First Deputy Prime Minister of Belarus Dmitry Krutoy commented on the outcome of the talks between Belarusian President Alexander Lukashenko and Russian President Vladimir Putin. Moreover, he said that the Belarusian oil refineries would buy crude oil under an agreement with Russian oil companies at global market prices. According to Krutoi, the current gas contract covers only two months – January and February. And the critical task is to resolve the problem for March-December 2020.
Therefore, Minsk has determined to continue working with all the Russian companies; negotiations start next week.
If Russia Makes Oil Too Expensive, Belarus Will Turn to Saudi or US
President Lukashenko says that if Russia makes oil too expensive, Belarus will have to find alternative suppliers from Saudi or US. As Krutoy states, Minsk considers it detrimental to continue paying Russian companies for overpriced oil. The country bought 80 thousand tons of oil from Norway. Lukashenko instructed the government to sign a supply contract with Kazakhstan.
In mid-December, Belarus signed an agreement to take around $500 million urgent loans from the China Development Bank. Previously it was informed that Belarus had requested such a loan from Russia but had failed to reach an agreement.

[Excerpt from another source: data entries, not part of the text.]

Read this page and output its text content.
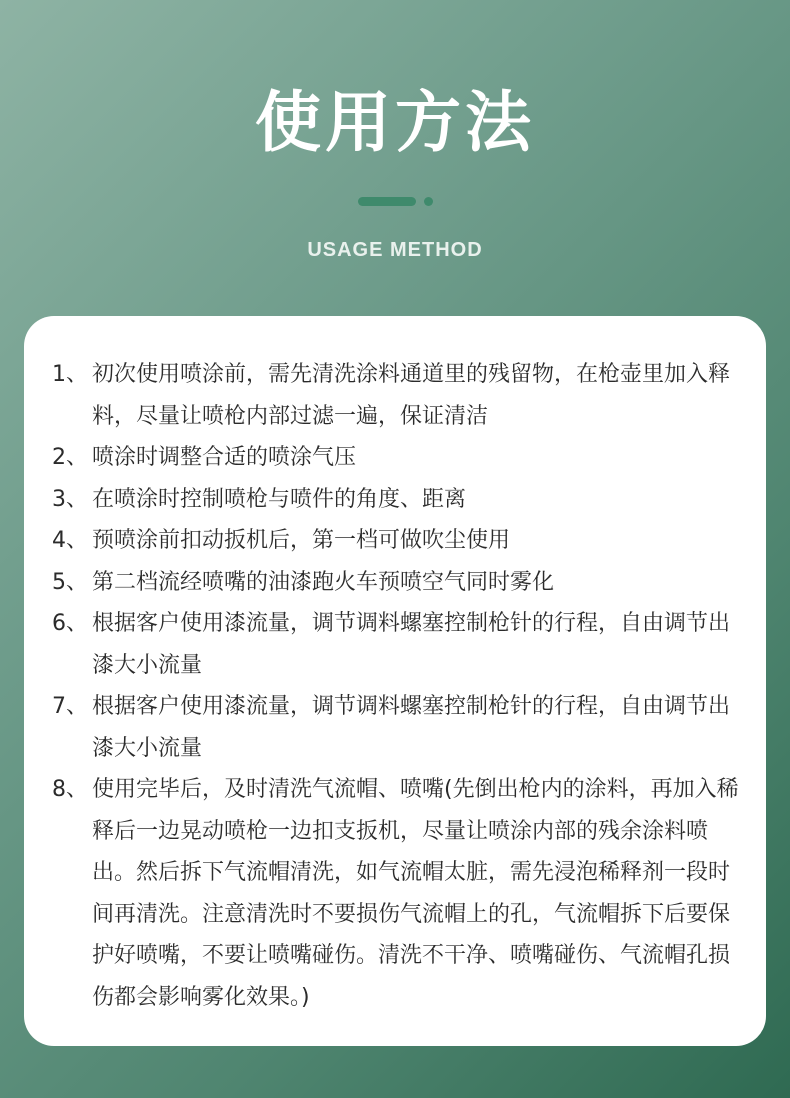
使用方法
USAGE METHOD
1、 初次使用喷涂前，需先清洗涂料通道里的残留物，在枪壶里加入释料，尽量让喷枪内部过滤一遍，保证清洁
2、 喷涂时调整合适的喷涂气压
3、 在喷涂时控制喷枪与喷件的角度、距离
4、 预喷涂前扣动扳机后，第一档可做吹尘使用
5、 第二档流经喷嘴的油漆跑火车预喷空气同时雾化
6、 根据客户使用漆流量，调节调料螺塞控制枪针的行程，自由调节出漆大小流量
7、 根据客户使用漆流量，调节调料螺塞控制枪针的行程，自由调节出漆大小流量
8、 使用完毕后，及时清洗气流帽、喷嘴(先倒出枪内的涂料，再加入稀释后一边晃动喷枪一边扣支扳机，尽量让喷涂内部的残余涂料喷出。然后拆下气流帽清洗，如气流帽太脏，需先浸泡稀释剂一段时间再清洗。注意清洗时不要损伤气流帽上的孔，气流帽拆下后要保护好喷嘴，不要让喷嘴碰伤。清洗不干净、喷嘴碰伤、气流帽孔损伤都会影响雾化效果。)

Belarus has been in an Unfavorable Position for a While
Belarus-Russia relations have been in the center of attention. In late 2018, Russia proposed that Belarus would have to accept deeper mutual integration if it wanted to benefit from greater economic cooperation. The sides hoped to reach an agreement by December 2019. However, they not only failed to sign any significant new deals but began 2020 without renewing their oil and gas contracts. As a result, Russia stopped its periodical deliveries of crude oil and gas to Belarus. It has escalated tension between the sides. Minsk suspended its oil exports.
In 1999, Belarus and Russia created a unique integration format, the Union State treaty. According to it, they retained their sovereignty, at the same time, unified most economical and social policies. The agreement was based on equality. It means no Union State decision could pass unless Belarus agreed to it. This is why the sides never fully implemented the treaty. The Union State will continue to exist in more or less the same form as today, with inventions in individual areas of socioeconomic cooperation and periodic crises.
Russia then started to launch other integration projects in the post-Soviet area. Belarus entered them all, expecting that economic integration would lead to equal oil and gas prices for business entities across all states. Moscow made commitments but never fulfilled them.
Russia claims that the preferential oil and gas prices it gives Belarus relative to third countries are a big enough reward for integration. Yet Minsk remains concerned about cost inequalities between Belarusian and Russian entities. These price differences put most Belarusian companies operating in the Russian market at a disadvantage.